Piastrine basse nelle analisi del sangue di un cane

Salute

Le analisi del sangue sono uno strumento fondamentale per valutare la salute del proprio cane e ovviamente a volte alcuni dei parametri potrebbero risultare alterati. Oggi nello specifico parleremo della piastrinopenia.

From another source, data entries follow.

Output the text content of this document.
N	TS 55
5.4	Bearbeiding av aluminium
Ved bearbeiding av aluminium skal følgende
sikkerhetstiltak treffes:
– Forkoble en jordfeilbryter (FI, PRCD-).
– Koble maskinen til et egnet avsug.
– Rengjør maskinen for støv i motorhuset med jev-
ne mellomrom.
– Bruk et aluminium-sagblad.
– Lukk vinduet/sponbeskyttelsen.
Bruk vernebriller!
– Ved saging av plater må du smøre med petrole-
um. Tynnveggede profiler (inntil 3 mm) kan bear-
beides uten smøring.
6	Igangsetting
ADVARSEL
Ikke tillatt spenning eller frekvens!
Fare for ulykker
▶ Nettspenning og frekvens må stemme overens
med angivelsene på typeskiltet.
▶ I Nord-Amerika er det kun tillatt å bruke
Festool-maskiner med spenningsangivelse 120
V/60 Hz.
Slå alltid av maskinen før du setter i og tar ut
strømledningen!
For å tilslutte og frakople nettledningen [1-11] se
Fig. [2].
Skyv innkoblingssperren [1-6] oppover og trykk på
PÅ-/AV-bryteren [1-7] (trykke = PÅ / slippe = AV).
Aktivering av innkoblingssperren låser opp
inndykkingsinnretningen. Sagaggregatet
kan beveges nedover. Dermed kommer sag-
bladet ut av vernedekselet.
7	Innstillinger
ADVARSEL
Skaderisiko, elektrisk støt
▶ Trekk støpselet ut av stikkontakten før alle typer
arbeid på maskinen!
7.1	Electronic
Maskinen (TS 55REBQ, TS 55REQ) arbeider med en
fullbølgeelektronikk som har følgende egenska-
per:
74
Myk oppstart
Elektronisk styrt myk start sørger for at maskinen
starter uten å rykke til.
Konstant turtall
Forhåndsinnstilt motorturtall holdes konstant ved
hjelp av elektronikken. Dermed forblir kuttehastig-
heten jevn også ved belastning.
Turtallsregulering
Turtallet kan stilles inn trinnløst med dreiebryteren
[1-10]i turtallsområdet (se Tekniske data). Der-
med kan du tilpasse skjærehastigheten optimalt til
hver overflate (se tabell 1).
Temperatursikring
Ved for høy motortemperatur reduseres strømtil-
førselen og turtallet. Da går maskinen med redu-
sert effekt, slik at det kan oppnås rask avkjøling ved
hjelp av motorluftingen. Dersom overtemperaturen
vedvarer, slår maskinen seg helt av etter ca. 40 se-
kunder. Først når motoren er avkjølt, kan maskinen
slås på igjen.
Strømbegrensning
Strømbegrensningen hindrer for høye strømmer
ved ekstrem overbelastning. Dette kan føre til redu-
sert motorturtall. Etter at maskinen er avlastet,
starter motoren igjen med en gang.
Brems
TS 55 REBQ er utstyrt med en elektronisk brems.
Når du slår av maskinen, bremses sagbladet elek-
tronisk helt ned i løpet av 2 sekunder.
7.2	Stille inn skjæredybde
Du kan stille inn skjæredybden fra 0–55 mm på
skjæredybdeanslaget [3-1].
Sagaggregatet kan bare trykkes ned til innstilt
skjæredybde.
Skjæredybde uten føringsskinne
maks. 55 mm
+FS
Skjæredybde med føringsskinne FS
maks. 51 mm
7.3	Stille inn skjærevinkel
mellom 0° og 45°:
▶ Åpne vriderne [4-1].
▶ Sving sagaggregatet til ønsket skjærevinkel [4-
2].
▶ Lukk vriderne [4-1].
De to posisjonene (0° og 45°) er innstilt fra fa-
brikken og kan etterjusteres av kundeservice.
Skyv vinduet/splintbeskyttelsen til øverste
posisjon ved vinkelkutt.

Piastrinopenia, o trombocitopenia, indica che il numero di piastrine, o trombociti, nel sangue è più basso rispetto al normale. Le piastrine (o trombociti) sono dei frammenti di cellule prodotte nel midollo osseo, in grado di aggregarsi tra loro per sigillare i vasi sanguigni in caso di una qualunque lesione, onde evitare un’emorragia: sono dunque un prezioso e basilare strumento della coagulazione del sangue. Una volta capita la loro funzione risulta facile intuire come il fatto che la loro quantità non sia adeguata possa essere un problema per la salute del cane.
C’è però da tenere in conto un altro fattore, i valori che si ottengono con gli apparecchi conta globuli, relativamente alle piastrine, sono suscettibili di notevoli errori. Per questo motivo oltre al numero di piastrine vanno valutate altre due cose: la presenza di aggregati piastrinici e la stima piastrinica. In pratica presso i laboratori si procede alla lettura di uno striscio di sangue e così facendo l’operatore valuta se sono presenti piastrine aggregate ovvero raggruppate tra di loro.
Le piastrine aggregate vengono lette dalle macchine come globuli rossi. Questo fa si che il numero di piastrine realmente presenti sia superiore a quelle contate dalla macchina. Possiamo parlare sicuramente di piastrinopenia solo se il numero di piastrine è basso, non ci sono aggregati piastrinici e la stima è indicata come inadeguata.

Cause

  • A seguito di una minore produzione delle piastrine stesse a livello del midollo osseo per cause tossiche, infettive (es. leishmania, infezioni batteriche ecc..), metaboliche e tumorali.
  • Come conseguenza di un’aumentata distruzione di piastrine in seguito a patologie immunumediate quindi piastrinopenie autoimmuni che possono essere primarie o secondarie ad altre patologie (tumori, malattie infettive) o dovute all’azione di alcuni farmaci.
  • Ad un aumentato consumo (emorragie, disturbi della coagulazione ecc..).

Sintomi

Sono vari i segnali che un cane che sta avendo problemi con le piastrine presenterà, tra questi avremo:

  • apatia, sarà restio al gioco e a volte anche a mangiare;
  • febbre;
  • lividi sulla pelle a causa della cattiva coagulazione del sangue;
  • piccoli punti rossi sulle mucose (oculare, gengivale) o sulla pelle;
  • sangue nelle urine, nelle feci o dal naso;
  • problemi al momento di alzarsi;
  • soffio al cuore;
  • collassi (nei casi più gravi).

Ovvio che la sintomatologia varia in base alla causa primaria del problema.

Trattamento

Anche il trattamento è strettamente correlato con la causa primaria infatti si potrà optare per:

  • somministrazione di corticosteroidi (farmaci simili al cortisone) per impedire al sistema immunitario di distruggere le piastrine, nel caso di patologie autoimmuni;
  • terapia antibiotica quando vi è presenza di agenti batterici, come ad esempio ehrlichia e rickettsia;
  • controllo della leishmaniosi.

Quando la situazione, a prescindere dalla causa, è molto grave si può decidere di effettuare una trasfusione per integrare le piastrine.